A jury ordered Philip Morris to pay $150-million in punitive damages Friday in a lawsuit that contended low-tar cigarettes are as dangerous as regular ones.

The jury found that Philip Morris had falsely represented that low-tar cigarettes are more healthful, the first verdict in the nation to make that finding. The tobacco company said it would appeal.

The jury also awarded $168,000 in compensatory damages to the estate of Michele Schwarz of Salem, Ore., who died of lung cancer at age 53 in 1999 after smoking low-tar Merit cigarettes.

Schwarz had switched from a regular filtered cigarette because she believed the low-tar version would be better for her health, said the attorney for her estate, Lawrence Wobbrock.

Wobbrock contended in court that Philip Morris marketed the cigarettes as having fewer health risks.

But James L. Dumas, one of the company's attorneys, said Philip Morris did not market Merits as healthier than regular filtered cigarettes. He said the company advertises them as milder, or less harsh.
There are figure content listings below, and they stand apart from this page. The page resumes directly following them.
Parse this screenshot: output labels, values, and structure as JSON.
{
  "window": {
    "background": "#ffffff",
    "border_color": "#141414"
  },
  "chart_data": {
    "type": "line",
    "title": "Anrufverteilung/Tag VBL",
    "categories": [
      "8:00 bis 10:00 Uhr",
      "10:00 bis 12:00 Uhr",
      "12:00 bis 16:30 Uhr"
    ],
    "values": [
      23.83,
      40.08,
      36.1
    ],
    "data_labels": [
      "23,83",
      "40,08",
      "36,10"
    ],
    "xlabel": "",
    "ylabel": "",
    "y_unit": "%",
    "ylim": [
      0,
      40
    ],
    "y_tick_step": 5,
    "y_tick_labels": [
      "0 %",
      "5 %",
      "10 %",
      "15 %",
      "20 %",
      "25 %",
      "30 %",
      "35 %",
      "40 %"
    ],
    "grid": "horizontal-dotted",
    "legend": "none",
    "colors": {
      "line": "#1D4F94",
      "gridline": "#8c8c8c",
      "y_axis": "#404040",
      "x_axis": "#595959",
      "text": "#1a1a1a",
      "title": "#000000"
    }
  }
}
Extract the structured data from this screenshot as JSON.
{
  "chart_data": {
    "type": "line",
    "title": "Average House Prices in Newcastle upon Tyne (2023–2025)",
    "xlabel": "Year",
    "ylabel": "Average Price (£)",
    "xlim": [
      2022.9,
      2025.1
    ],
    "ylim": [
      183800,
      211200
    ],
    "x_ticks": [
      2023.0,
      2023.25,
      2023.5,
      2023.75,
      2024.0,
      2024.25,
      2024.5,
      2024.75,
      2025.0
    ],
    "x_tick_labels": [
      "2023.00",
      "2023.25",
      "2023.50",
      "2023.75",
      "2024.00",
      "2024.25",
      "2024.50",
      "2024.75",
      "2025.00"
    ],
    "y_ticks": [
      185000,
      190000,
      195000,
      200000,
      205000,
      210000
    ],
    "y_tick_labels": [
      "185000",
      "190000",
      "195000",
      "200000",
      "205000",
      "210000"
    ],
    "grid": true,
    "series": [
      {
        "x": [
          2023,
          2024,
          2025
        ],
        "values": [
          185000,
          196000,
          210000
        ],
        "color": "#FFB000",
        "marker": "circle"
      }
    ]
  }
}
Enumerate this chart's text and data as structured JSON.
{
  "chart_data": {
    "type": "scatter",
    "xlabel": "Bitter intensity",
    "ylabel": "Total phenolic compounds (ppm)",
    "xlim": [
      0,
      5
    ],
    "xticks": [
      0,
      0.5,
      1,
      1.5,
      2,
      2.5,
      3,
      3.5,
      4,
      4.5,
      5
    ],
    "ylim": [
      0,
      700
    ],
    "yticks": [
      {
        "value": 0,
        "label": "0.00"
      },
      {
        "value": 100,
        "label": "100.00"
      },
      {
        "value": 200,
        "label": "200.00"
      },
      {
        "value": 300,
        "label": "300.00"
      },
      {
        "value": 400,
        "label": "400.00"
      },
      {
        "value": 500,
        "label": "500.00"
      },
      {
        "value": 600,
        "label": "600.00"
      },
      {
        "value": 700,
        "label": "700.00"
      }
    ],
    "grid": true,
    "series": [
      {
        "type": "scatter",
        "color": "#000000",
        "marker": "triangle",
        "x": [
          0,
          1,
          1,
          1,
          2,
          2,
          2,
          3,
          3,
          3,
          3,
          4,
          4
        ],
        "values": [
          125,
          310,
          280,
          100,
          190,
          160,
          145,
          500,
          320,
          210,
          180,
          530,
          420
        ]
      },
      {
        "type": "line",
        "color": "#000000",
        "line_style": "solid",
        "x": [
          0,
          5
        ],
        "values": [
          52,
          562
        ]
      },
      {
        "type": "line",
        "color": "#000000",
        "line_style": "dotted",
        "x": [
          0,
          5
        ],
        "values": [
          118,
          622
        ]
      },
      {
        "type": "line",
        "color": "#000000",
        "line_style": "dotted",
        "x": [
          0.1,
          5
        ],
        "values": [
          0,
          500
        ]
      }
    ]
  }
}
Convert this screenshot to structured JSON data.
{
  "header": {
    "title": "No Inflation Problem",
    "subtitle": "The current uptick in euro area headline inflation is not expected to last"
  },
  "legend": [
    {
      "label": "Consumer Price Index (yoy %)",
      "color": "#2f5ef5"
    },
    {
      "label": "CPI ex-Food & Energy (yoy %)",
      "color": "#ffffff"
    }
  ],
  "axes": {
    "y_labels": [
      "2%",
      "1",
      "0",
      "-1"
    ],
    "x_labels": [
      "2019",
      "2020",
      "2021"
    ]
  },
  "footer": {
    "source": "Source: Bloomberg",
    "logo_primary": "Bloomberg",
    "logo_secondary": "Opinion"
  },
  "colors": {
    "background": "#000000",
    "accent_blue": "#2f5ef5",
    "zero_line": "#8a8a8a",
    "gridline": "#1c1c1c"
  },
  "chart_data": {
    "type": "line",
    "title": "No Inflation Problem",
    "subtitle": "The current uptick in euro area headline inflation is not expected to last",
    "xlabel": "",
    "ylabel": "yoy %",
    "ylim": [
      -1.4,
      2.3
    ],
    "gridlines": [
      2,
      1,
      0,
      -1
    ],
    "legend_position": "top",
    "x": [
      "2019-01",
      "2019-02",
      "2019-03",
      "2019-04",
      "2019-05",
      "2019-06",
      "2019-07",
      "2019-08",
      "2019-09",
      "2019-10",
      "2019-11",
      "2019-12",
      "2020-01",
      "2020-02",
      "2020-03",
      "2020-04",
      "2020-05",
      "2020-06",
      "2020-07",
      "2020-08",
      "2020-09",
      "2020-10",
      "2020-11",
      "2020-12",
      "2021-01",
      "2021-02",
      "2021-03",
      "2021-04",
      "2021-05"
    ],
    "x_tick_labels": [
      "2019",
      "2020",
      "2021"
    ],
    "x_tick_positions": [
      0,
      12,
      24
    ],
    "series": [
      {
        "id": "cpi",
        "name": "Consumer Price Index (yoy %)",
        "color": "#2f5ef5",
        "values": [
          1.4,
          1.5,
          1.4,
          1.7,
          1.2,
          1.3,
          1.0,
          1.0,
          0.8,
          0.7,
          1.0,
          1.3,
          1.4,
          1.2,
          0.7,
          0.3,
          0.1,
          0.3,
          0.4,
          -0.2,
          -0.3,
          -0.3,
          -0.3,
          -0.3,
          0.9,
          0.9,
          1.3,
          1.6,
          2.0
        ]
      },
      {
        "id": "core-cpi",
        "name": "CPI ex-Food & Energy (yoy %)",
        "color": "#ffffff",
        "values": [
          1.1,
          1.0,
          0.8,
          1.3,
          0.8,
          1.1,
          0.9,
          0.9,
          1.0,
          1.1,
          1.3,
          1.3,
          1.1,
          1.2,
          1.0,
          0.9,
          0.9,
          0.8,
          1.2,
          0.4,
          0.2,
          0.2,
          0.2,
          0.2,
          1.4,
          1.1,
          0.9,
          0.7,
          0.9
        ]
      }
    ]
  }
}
Wobbrock said smokers were getting the same amount of tar by taking more puffs on their cigarettes and smoking them closer to the butt. But Dumas said it was not the company's fault that smokers figured out how to get around the low-tar design.

Dumas also said Schwarz, who worked in the office of her physician husband, was aware of the danger of cigarette smoke.

Attorney John Philips contended jurors were given "erroneous instructions" by the judge, but would not elaborate. He also said plaintiffs highlighted portions of documents on an overhead projector, amounting to "a guided tour through the documents."

The decision could become a significant factor in other lawsuits where low-tar cigarettes are at issue, said Edward L. Sweda, attorney with the Tobacco Products Liability Project in Boston.

"It proves such a case is winnable in a big way," said Sweda.